The University of British Columbia professor was honoured at the University of Lethbridge with an Honorary Doctorate of Science.

“It was fabulous,” he said. “(U of L) has always been somewhere in my consciousness, and that made it an extra special thrill for me, plus the fact that it is near my hometown.”

In his address to this year’s U of L graduates, Semenoff said he tried to convey two things: to have confidence in their education and to be inspired by their surroundings.

As a student, he never realized he could do just as well as every one else.

“I came from a small place and the University of Alberta isn’t exactly the centre of the world either, so at each level I kind of expected to be behind.”

He added he was most creative while in Western Canada, despite his many travels.

“I don’t know why that is except the inspiring beauty of the place,” he said.

Semenoff attended Matthew Halton High School in Pincher Creek, but at the time science wasn’t in the forefront of his mind.

“I liked to read biographies,” he said. “I remember reading Winston Churchill’s biography.”

He said his interest in physics likely stemmed from a short-lived science program in the early ’60s dubbed “new math.”

“(It) was the North American response to Sputnik,” Semenoff said. “Somehow (it was) decided that there weren’t enough mathematicians, scientists and engineers ... so they tried to make the math that they taught the kids in school more abstract.

“For someone who’s good at it, it was great fun because usually your teachers didn’t understand it, and it was just great fun being able to figure out things the teachers couldn’t.”

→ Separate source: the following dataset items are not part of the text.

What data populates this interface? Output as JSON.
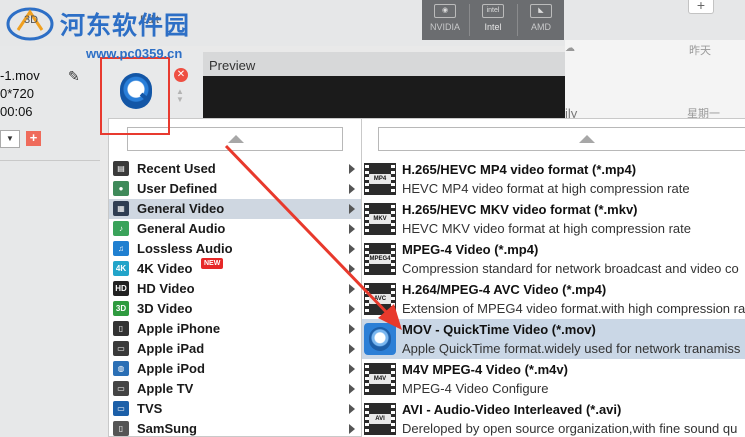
{
  "watermark": {
    "title": "河东软件园",
    "url": "www.pc0359.cn"
  },
  "toolbar": {
    "label_3d": "3D",
    "label_edit": "Edit",
    "add_label": "+",
    "gpus": [
      {
        "name": "NVIDIA",
        "logo": "nvidia-icon"
      },
      {
        "name": "Intel",
        "logo": "intel-icon"
      },
      {
        "name": "AMD",
        "logo": "amd-icon"
      }
    ]
  },
  "file": {
    "name": "-1.mov",
    "resolution": "0*720",
    "duration": "00:06",
    "dropdown_icon": "chevron-down-icon",
    "add_label": "+"
  },
  "item_actions": {
    "remove_label": "✕",
    "up": "▲",
    "down": "▼"
  },
  "preview": {
    "label": "Preview"
  },
  "chat": {
    "yesterday": "昨天",
    "monday": "星期一",
    "partial_text": "ily"
  },
  "categories": [
    {
      "label": "Recent Used",
      "icon": "clock-icon",
      "color": "#3a3a3a",
      "glyph": "▤",
      "selected": false,
      "badge": ""
    },
    {
      "label": "User Defined",
      "icon": "user-defined-icon",
      "color": "#3f8a5a",
      "glyph": "●",
      "selected": false,
      "badge": ""
    },
    {
      "label": "General Video",
      "icon": "film-icon",
      "color": "#2f3d52",
      "glyph": "▦",
      "selected": true,
      "badge": ""
    },
    {
      "label": "General Audio",
      "icon": "music-note-icon",
      "color": "#3aa35a",
      "glyph": "♪",
      "selected": false,
      "badge": ""
    },
    {
      "label": "Lossless Audio",
      "icon": "lossless-audio-icon",
      "color": "#1f7fd0",
      "glyph": "♫",
      "selected": false,
      "badge": ""
    },
    {
      "label": "4K Video",
      "icon": "4k-icon",
      "color": "#22a4c9",
      "glyph": "4K",
      "selected": false,
      "badge": "NEW"
    },
    {
      "label": "HD Video",
      "icon": "hd-icon",
      "color": "#222222",
      "glyph": "HD",
      "selected": false,
      "badge": ""
    },
    {
      "label": "3D Video",
      "icon": "3d-icon",
      "color": "#2f9b3f",
      "glyph": "3D",
      "selected": false,
      "badge": ""
    },
    {
      "label": "Apple iPhone",
      "icon": "iphone-icon",
      "color": "#333333",
      "glyph": "▯",
      "selected": false,
      "badge": ""
    },
    {
      "label": "Apple iPad",
      "icon": "ipad-icon",
      "color": "#3a3a3a",
      "glyph": "▭",
      "selected": false,
      "badge": ""
    },
    {
      "label": "Apple iPod",
      "icon": "ipod-icon",
      "color": "#2b6fb5",
      "glyph": "◍",
      "selected": false,
      "badge": ""
    },
    {
      "label": "Apple TV",
      "icon": "apple-tv-icon",
      "color": "#444444",
      "glyph": "▭",
      "selected": false,
      "badge": ""
    },
    {
      "label": "TVS",
      "icon": "tv-icon",
      "color": "#1c5fa8",
      "glyph": "▭",
      "selected": false,
      "badge": ""
    },
    {
      "label": "SamSung",
      "icon": "samsung-icon",
      "color": "#555555",
      "glyph": "▯",
      "selected": false,
      "badge": ""
    }
  ],
  "formats": [
    {
      "title": "H.265/HEVC MP4 video format (*.mp4)",
      "desc": "HEVC MP4 video format at high compression rate",
      "tag": "MP4",
      "icon": "mp4-film-icon",
      "selected": false
    },
    {
      "title": "H.265/HEVC MKV video format (*.mkv)",
      "desc": "HEVC MKV video format at high compression rate",
      "tag": "MKV",
      "icon": "mkv-film-icon",
      "selected": false
    },
    {
      "title": "MPEG-4 Video (*.mp4)",
      "desc": "Compression standard for network broadcast and video co",
      "tag": "MPEG4",
      "icon": "mpeg4-film-icon",
      "selected": false
    },
    {
      "title": "H.264/MPEG-4 AVC Video (*.mp4)",
      "desc": "Extension of MPEG4 video format.with high compression ra",
      "tag": "AVC",
      "icon": "avc-film-icon",
      "selected": false
    },
    {
      "title": "MOV - QuickTime Video (*.mov)",
      "desc": "Apple QuickTime format.widely used for network tranamiss",
      "tag": "",
      "icon": "quicktime-icon",
      "selected": true
    },
    {
      "title": "M4V MPEG-4 Video (*.m4v)",
      "desc": "MPEG-4 Video Configure",
      "tag": "M4V",
      "icon": "m4v-film-icon",
      "selected": false
    },
    {
      "title": "AVI - Audio-Video Interleaved (*.avi)",
      "desc": "Dereloped by open source organization,with fine sound qu",
      "tag": "AVI",
      "icon": "avi-film-icon",
      "selected": false
    }
  ],
  "colors": {
    "annotation": "#e8392c",
    "selection": "#cad7e6",
    "accent": "#2d6fc6"
  }
}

The program died off in the ’70s, but Semenoff still remembers some of what he learned in elementary school.

When the time came to go to university, Semenoff was undecided what to study so he started with the toughest subjects first.

“I wanted to keep my options open, and the best way to do that is to start with the most difficult thing because you can always go to the easier thing, but you can’t really go the other way,” he said.

He entered U of A’s math and physics honours program eventually receiving his PhD in theoretical physics.

After spending a year at U of A as a post-doctorate fellow, Semenoff completed a one-year fellowship at MIT and from there he received a fellowship at Princeton University. Around the same time he was offered a position at UBC . He’s held that job since 1986.

In 2010, Semenoff was awarded the coveted Brockhouse Medal for his contributions to the theory of Graphene he researched years ago, but for the last 10 years, string theory has been his speciality.

Semenoff explained there are two sides to string theory. First, as a “theory of everything” — the idea that one can write down the fundamental law that governs everything, which is difficult to prove.

Second is the dynamical system of string theory — “a generalization of the other dynamical systems that we know,” he said, noting it’s essentially been around for hundreds of years.

“Ordinary mechanical objects were an interesting dynamical system for someone like Newton,” he said.

With so many avenues to explore, Semenoff plans to continue his work in the field.

“I think what I have to do will keep me busy for quite a while,” he said.